Frankreich

  • Eine große Herausforderung war die Offerte einer Pariser Sammlung des 19. Jahrhunderts, die „Königliche Stifterin“ zum Preis von 350.000,- Euro anzukaufen. Die Anstrengung hat sich gelohnt – die Statue, eine Kalksteinfigur, glänzt nun im Bode-Museum – ehemals Kaiser Friedrich Museum – an prominenter Stelle und als neuer Mittelpunkt in der Sammlung französischer Skulpturen aus dem 13. und 14. Jahrhundert.

    Die Skulptur der Stifterin legt Zeugnis ab über die höfische Kunst und Kultur Frankreichs im späten Mittelalter: über die Hofkunst Philipps IV. des Schönen, über ihre künstlerische und ästhetische Nachfolge und ihr Nachwirken in der ersten Hälfte des 14. Jahrhunderts. Zugleich gibt sie – besonders auch unter religions- und sozialgeschichtlichen Aspekten interessant – Auskunft über die Stiftungskultur im Frankreich des 14. Jahrhunderts. Sie steht für die Bedeutung und den Rang des weiblichen Stiftens, verkörpert die ausgeprägte weibliche Komponente im höfischen Stiftungswesen ihrer Zeit.

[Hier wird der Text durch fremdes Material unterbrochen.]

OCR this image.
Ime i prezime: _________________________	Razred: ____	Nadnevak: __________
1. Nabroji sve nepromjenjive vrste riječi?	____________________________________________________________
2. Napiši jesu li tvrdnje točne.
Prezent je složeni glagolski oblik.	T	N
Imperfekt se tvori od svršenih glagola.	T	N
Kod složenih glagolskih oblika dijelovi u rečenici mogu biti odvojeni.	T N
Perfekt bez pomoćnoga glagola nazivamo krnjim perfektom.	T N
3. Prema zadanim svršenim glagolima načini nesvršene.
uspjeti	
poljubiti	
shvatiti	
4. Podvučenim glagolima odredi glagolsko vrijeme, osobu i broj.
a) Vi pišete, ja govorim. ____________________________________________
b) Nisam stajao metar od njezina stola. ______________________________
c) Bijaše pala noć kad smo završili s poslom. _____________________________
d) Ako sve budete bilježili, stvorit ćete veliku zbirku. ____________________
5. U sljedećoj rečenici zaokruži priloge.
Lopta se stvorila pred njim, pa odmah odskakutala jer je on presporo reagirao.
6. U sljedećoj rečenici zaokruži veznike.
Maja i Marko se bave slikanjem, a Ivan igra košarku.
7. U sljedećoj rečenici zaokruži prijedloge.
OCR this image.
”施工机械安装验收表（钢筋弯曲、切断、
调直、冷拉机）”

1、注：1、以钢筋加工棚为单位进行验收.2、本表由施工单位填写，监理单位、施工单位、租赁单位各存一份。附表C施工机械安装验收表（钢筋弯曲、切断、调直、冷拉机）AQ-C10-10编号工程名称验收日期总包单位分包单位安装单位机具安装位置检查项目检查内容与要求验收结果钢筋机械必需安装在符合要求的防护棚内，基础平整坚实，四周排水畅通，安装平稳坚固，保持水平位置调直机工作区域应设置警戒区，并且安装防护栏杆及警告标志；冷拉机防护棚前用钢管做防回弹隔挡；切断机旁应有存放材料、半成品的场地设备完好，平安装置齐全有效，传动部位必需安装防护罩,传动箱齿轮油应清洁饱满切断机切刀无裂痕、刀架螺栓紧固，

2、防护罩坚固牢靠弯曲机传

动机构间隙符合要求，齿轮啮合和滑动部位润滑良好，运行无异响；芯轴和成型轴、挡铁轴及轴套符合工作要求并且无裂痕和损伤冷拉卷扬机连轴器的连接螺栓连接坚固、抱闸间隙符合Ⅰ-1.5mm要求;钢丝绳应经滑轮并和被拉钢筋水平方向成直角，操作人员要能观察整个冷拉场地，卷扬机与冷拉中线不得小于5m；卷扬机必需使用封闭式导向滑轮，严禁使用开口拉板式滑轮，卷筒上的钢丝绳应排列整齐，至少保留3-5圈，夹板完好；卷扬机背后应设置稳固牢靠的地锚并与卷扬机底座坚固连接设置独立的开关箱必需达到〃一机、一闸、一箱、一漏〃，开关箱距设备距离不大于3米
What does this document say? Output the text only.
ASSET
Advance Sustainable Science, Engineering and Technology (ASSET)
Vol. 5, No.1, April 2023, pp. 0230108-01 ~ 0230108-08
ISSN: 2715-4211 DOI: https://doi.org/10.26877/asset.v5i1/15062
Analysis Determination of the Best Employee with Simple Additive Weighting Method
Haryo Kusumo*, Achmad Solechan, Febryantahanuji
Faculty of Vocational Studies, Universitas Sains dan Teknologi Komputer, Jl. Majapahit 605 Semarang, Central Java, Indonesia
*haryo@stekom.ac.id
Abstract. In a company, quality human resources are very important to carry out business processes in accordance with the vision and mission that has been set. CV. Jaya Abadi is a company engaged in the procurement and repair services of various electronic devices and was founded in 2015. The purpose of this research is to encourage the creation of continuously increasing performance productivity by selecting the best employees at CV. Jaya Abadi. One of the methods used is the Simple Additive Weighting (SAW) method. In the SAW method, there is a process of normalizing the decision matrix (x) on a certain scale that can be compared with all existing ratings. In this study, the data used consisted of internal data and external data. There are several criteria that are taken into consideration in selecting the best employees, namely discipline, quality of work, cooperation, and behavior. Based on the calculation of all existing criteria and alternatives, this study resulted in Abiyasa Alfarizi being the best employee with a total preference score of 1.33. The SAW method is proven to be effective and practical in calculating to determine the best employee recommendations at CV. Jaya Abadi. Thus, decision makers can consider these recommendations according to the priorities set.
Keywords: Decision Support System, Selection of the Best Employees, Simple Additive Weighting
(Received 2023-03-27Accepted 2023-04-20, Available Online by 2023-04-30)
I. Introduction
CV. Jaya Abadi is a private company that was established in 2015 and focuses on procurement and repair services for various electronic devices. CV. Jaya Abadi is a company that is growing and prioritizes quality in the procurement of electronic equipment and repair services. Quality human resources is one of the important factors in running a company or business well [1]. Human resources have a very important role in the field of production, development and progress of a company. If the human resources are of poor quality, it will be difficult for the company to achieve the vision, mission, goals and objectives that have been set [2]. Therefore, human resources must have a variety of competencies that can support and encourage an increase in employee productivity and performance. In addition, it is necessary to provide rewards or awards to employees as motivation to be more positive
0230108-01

    Auf charakteristische Weise verkörpert die Statue zudem stilistische Merkmale und Tendenzen, die sich während der Regentschaft Philipps IV. des Schönen herausbildeten – geschaffen von einem unbekannten meisterlichen Bildhauer des königlichen Hofes oder seines Umfeldes. Er hat der Statue der Stifterin mit dem Architekturmodell einer Kapelle oder eines Oratoriums als Symbol des Stiftens einen singulären Charakter gegeben, der sie deutlich von anderen Pariser Skulpturen des 14. Jahrhunderts unterscheidet. In Typus und Gewand-Ausbildung zitiert er Werke aus der Mitte des 13. Jahrhunderts wie beispielsweise die Madonna des Nordquerhauses von Notre Dame (1245/50).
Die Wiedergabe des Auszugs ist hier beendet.